Along with the third type of attack - 'attack on availability of services', which translates as an attack which disables your business - corporations need to work hard to prevent attacks form affecting them. But as Horne pointed out, "you cannot prevent everything." The best option for a business of any size is to be able to detect events from happening and work out a strategy to be able to recover without too much damage.
What makes protecting your business more of a challenge from these threats is that in many cases you aren't fighting an organisation, rather just a collection of individuals working together.
So what are the other issues that surround cybercrimes and how do you get people to be more aware of them? For a start, the term 'cybercrime' appears to be too broad a subject. Crimes which come under this umbrella could include Lulzsec attacks, setting up a fake website, email viruses - crimes featuring "everything that runs on a battery" said Hammersley. It is understandable why people are so confused. But Peter Sommer says the best way around this is to "worry about the cyber environment, not what cybercrime is."
Another problem is that if a big business is attacked, they may not want it to be public knowledge reinforcing the issue: there is not enough general knowledge about cybercrimes to fully prevent it. Horne mentioned the time that Sony had to apologise to congress after their systems were breached and what a major embarrassment that was for the company and a huge blow in terms of public relations. Sommer did reveal that because of the Public Disclosure Act, around 45 per cent of people and businesses do report an attempted hack.
So what about the future of cybercrimes? Where is it heading and what needs to be done to prevent it? iPhone and iPad apps have opened up a whole new area that can
be exploited, as seen by the recent InstaStock incident, a rogue app developed by Charlie Miller which highlighted the security flaws in Apple's iOS mobile operating system. The potential losses and damages caused by these new areas of cybercrime are currently incomprehensible. As the sophistication of attacker tools increases, the knowledge of these attacks decreases.

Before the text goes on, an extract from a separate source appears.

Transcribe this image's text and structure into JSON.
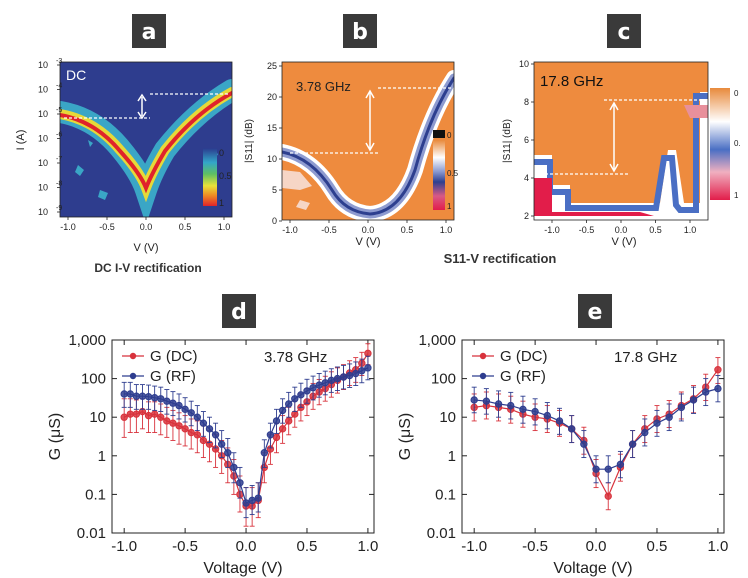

Horne reiterated his point about the only way to cope with future attacks is to deal with each situation as they arrive as it is impossible to prevent everything. The idea that by slowing down innovation is the best deal with the possible onslaught of new attacks was again dismissed by Janet Williams, saying that not only is it impractical but it is not the best solution.
As Williams suggests: "I don't see innovation slowing down, so we need to get better."